Havertz, Bukayo Saka, Martin Odegaard et Gabriel Martinelli se sont partagé le titre de meilleur buteur du club ces dernières saisons, sans qu’aucun ne soit un avant-centre classique à la manière de Gyökeres. L’intégration d’un tel profil était le dernier obstacle pour Arteta, et il semble désormais l’avoir franchi.
Les statistiques de dimanche suggèrent également que l’équipe commence à s’habituer à Gyökeres. Aucun attaquant ne peut s’épanouir sans être alimenté, et il semble qu’Arsenal commence enfin à faire confiance à son avant-centre suédois.
Lors du nul calamiteux contre les Wolves la semaine dernière, largement considéré comme la pire prestation d’Arsenal cette saison, les joueurs n’ont trouvé Gyokeres qu’à huit reprises. Face à Tottenham, ils l’ont servi 28 fois. Et Gyokeres a répondu présent.
Imaginez l’impact sur le mental d’Arsenal dans le sprint final pour le titre s’ils estiment disposer d’un buteur prolifique, en plus de talents sublimes comme Saka, Declan Rice, William Saliba et Gabriel.
City a connu cela ces dernières années. Erling Haaland a toujours été leur joker, le meilleur de sa catégorie, l’homme capable d’aller chercher une victoire de nulle part. Il est toujours ce joueur. Il demeure un talent remarquable.
Il n’a jamais vraiment semblé logique qu’Arsenal se situe à l’autre extrême. Il n’a jamais paru réaliste de les voir remporter un titre avec un ailier ou un milieu de terrain comme meilleur buteur. Désormais, alors que Gyokeres trouve son rythme, cet écart de crédibilité paraît nettement moins marqué.
Un plaisir de voir Dele
Il s’est passé quelque chose de beau à la mi-temps du derby du nord de Londres.
Dele Alli, star rappelant les meilleures années des Spurs, est entré sur la pelouse du Tottenham Hotspur Stadium en tant qu’invité d’honneur du club et s’est entretenu avec le speaker du stade, Paul Coyte.
Ce qui a rendu le moment si beau tient en partie à son caractère totalement inattendu. Alli a transformé ce qui aurait pu n’être qu’une succession de banalités en une mise à nu, une déclaration d’amour et de nostalgie pour un âge d’or d’une carrière qui semble désormais lui avoir échappé.

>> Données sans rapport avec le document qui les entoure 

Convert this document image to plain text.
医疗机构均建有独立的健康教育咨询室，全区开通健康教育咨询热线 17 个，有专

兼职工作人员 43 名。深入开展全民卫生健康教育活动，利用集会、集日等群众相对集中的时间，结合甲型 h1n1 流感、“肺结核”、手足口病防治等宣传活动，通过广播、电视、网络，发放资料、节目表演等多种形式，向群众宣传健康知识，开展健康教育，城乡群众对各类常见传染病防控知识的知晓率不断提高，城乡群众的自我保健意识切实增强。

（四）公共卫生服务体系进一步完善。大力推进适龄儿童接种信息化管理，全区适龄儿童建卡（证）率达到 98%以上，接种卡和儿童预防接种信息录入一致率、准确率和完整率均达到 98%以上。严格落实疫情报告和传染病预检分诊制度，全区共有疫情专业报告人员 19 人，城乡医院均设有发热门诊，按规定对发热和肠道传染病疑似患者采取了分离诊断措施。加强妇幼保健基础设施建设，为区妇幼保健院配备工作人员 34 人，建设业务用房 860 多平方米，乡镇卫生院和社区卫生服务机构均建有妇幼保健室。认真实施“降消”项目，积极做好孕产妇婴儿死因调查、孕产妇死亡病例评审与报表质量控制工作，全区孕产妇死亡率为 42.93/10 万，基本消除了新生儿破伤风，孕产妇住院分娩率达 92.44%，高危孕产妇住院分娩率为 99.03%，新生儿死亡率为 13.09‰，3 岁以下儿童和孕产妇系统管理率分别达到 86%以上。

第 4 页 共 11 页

Après une enfance difficile et un passage à MK Dons, Alli a rejoint Tottenham en 2015, disputant 269 matches et obtenant 37 sélections avec l’Angleterre. Depuis, sa carrière a fortement décliné et il est actuellement sans club. Il n’a que 29 ans.
Dele Alli, une star rappelant les meilleures années des Spurs, était présent au Tottenham Hotspur Stadium en tant qu’invité d’honneur du club

Alli, âgé de seulement 29 ans, a inscrit 67 buts en 269 apparitions avec les Spurs, dont deux face à Arsenal

Il n’a plus joué depuis son départ de Côme l’an dernier, après n’avoir disputé qu’un seul match avec le club. Par moments durant l’entretien, Alli a eu du mal à s’exprimer, submergé par l’émotion suscitée par les souvenirs de son entrée sur le terrain et des acclamations venues des tribunes.
« J’espère que je vous ai autant manqué que vous m’avez manqué », a déclaré Alli. « Beaucoup de choses se sont produites dans nos parcours depuis la dernière fois que nous étions ensemble, mais je suis de retour aujourd’hui et j’espère que vous savez que vous serez toujours ma famille. »
Alors qu’il quittait la pelouse, le public s’est levé pour entonner le chant qui était devenu sa signature : « On a Alli, Dele Alli, je crois que vous ne comprenez pas. Il n’a coûté que cinq millions, il est meilleur qu’Özil, on a Dele Alli. »
Pour le club comme pour le joueur, ces jours-là semblent bien lointains.